Un-myelinated C tactile afferents (CT afferents) are a key finding in affective touch. These fibers, which activate in response to a caress-like touch to hairy skin (CT afferents are not found in palm skin), may have more in common with interoceptive systems encoding body ownership, than afferent systems processing other tactile stimuli. We tested whether subjective embodiment of a rubber hand (measured through questionnaire items) was increased when tactile stimulation was applied to the back of the hand at a rate optimal for CT afferents (3 cm/s) vs. stimulation of glabrous skin (on the palm of the hand) or at a non-optimal rate (30 cm/s), which should not activate these fibers. We also collected ratings of tactile pleasantness and a measure of perceived limb position, proprioceptive drift, which is mediated by different mechanisms of multisensory integration than those responsible for feelings of ownership.
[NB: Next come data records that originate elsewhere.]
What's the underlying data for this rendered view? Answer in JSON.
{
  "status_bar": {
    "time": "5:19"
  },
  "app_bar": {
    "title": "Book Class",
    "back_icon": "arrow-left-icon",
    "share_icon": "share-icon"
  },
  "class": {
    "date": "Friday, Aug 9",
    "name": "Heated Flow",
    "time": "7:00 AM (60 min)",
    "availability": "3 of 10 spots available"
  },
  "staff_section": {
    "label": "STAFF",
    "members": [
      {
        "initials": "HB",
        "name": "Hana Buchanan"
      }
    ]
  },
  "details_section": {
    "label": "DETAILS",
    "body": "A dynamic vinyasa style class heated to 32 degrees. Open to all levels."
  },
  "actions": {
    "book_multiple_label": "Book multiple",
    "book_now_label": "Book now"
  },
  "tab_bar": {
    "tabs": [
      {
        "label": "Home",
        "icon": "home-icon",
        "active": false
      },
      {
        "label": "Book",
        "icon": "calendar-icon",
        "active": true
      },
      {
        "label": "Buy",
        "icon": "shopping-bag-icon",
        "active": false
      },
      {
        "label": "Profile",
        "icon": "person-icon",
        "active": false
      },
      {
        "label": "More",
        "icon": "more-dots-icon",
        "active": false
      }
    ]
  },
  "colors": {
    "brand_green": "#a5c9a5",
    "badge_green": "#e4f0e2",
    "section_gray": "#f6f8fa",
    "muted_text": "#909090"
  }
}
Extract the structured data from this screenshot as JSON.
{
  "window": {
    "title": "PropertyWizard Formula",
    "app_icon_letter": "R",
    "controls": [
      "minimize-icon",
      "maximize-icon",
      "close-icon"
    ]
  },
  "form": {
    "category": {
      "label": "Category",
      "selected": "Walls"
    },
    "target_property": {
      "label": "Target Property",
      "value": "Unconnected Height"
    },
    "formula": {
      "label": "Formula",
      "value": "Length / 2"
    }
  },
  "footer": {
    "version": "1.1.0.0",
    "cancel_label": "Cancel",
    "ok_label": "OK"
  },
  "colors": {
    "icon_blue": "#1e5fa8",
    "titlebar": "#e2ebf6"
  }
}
The results of a multiple regression analysis revealed that proprioceptive drift was a significant predictor of subjective strength of the illusion when tactile stimuli were applied to the back of the hand, regardless of stroking speed. This relationship was modified by pleasantness, with higher ratings when stimulation was applied to the back of the hand at the slower vs. faster stroking speed. Pleasantness was also a unique predictor of illusion strength when fast stroking was applied to the palm of the hand. However, there were no conditions under which pleasantness was a significant predictor of drift. Since the illusion was demonstrated at a non-optimal stroking speed an integrative role for CT afferents within the illusion cannot be fully supported. Pleasant touch, however, does moderate the subjective aspects of the rubber hand illusion, which under certain tactile conditions may interact with proprioceptive information about the body or have a unique influence on subjective body perception.